One of the greatest controversies facing the emerging church in the first century was between those who insisted on continuity with the past and those who saw the need to identify the essentials and carry them forward into an uncertain future.
St. Paul and other missionaries taking the Gospel into the Gentile world were fiercely opposed by so-called Judaizers who insisted that new converts had to become Jews before they could be Christians. The Council of Jerusalem resolved this crisis by recognizing the Holy Spirit at work in the expansion of the Jesus movement into the Gentile world. Something new was happening, and tradition was being fulfilled in new initiatives and daring adaptations.
In today’s Gospel, Jesus rejects criticism that he was a lawbreaker and heretic by saying that he did not come to abolish the Law and the Prophets but to fulfill them. This was certainly the position of the early church. St.

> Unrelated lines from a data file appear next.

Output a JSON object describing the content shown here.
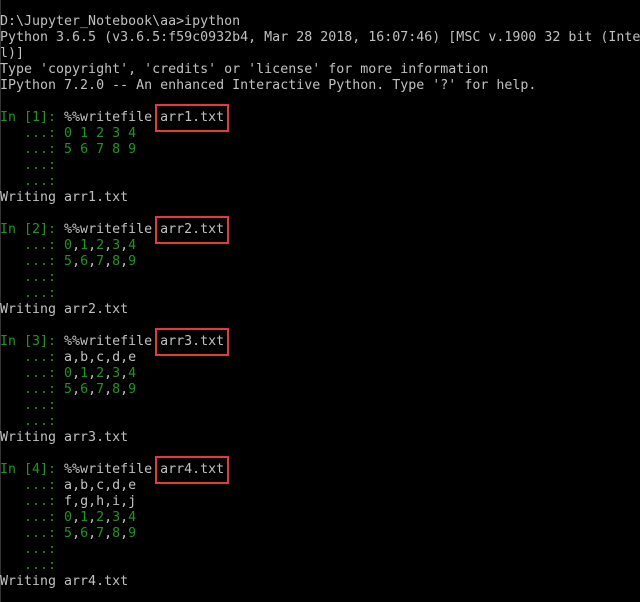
{
  "colors": {
    "background": "#000000",
    "text": "#c0c0c0",
    "prompt": "#1a9a1a",
    "highlight_box": "#e8393a"
  },
  "lines": [
    {
      "text": "D:\\Jupyter_Notebook\\aa>ipython"
    },
    {
      "text": "Python 3.6.5 (v3.6.5:f59c0932b4, Mar 28 2018, 16:07:46) [MSC v.1900 32 bit (Inte"
    },
    {
      "text": "l)]"
    },
    {
      "text": "Type 'copyright', 'credits' or 'license' for more information"
    },
    {
      "text": "IPython 7.2.0 -- An enhanced Interactive Python. Type '?' for help."
    },
    {
      "text": ""
    },
    {
      "prompt": "In [1]: ",
      "text": "%%writefile ",
      "file": "arr1.txt"
    },
    {
      "prompt": "   ...: ",
      "text": "0 1 2 3 4"
    },
    {
      "prompt": "   ...: ",
      "text": "5 6 7 8 9"
    },
    {
      "prompt": "   ...: ",
      "text": ""
    },
    {
      "prompt": "   ...: ",
      "text": ""
    },
    {
      "text": "Writing arr1.txt"
    },
    {
      "text": ""
    },
    {
      "prompt": "In [2]: ",
      "text": "%%writefile ",
      "file": "arr2.txt"
    },
    {
      "prompt": "   ...: ",
      "text": "0,1,2,3,4"
    },
    {
      "prompt": "   ...: ",
      "text": "5,6,7,8,9"
    },
    {
      "prompt": "   ...: ",
      "text": ""
    },
    {
      "prompt": "   ...: ",
      "text": ""
    },
    {
      "text": "Writing arr2.txt"
    },
    {
      "text": ""
    },
    {
      "prompt": "In [3]: ",
      "text": "%%writefile ",
      "file": "arr3.txt"
    },
    {
      "prompt": "   ...: ",
      "text": "a,b,c,d,e"
    },
    {
      "prompt": "   ...: ",
      "text": "0,1,2,3,4"
    },
    {
      "prompt": "   ...: ",
      "text": "5,6,7,8,9"
    },
    {
      "prompt": "   ...: ",
      "text": ""
    },
    {
      "prompt": "   ...: ",
      "text": ""
    },
    {
      "text": "Writing arr3.txt"
    },
    {
      "text": ""
    },
    {
      "prompt": "In [4]: ",
      "text": "%%writefile ",
      "file": "arr4.txt"
    },
    {
      "prompt": "   ...: ",
      "text": "a,b,c,d,e"
    },
    {
      "prompt": "   ...: ",
      "text": "f,g,h,i,j"
    },
    {
      "prompt": "   ...: ",
      "text": "0,1,2,3,4"
    },
    {
      "prompt": "   ...: ",
      "text": "5,6,7,8,9"
    },
    {
      "prompt": "   ...: ",
      "text": ""
    },
    {
      "prompt": "   ...: ",
      "text": ""
    },
    {
      "text": "Writing arr4.txt"
    }
  ]
}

Paul warned his churches not to find false security in keeping the letter of the law without being open to its spirit.
Traditionalists who are also literalists think they are preserving the faith by etching it in stone or by codifying it in the words of a catechism that cannot be questioned or even interpreted. New problems are a threat to be ignored rather than challenges to be met. A closed mind seems safer than an open one, but it stifles growth and reduces faith to fear of making mistakes by taking risks.
Pope Francis, who has faced open criticism and organized subversion from his critics in the church, recently reclaimed the idea of tradition as valid only if it understood as “handing on” a living faith, not as guarding the ashes of the past.
Though his reforms have been too much for some and too little for others, the pope has moved the church forward in astonishing ways in the past nine years because he trusts the Holy Spirit to both preserve and create anew the mystery of Christ as a transforming force for change animated by love.
We fulfill our call to discipleship only if we keep growing. We must be grounded in our faith, but only so we can take flight on the wings of the Spirit when Jesus says, “Don’t be afraid. Come, follow me.”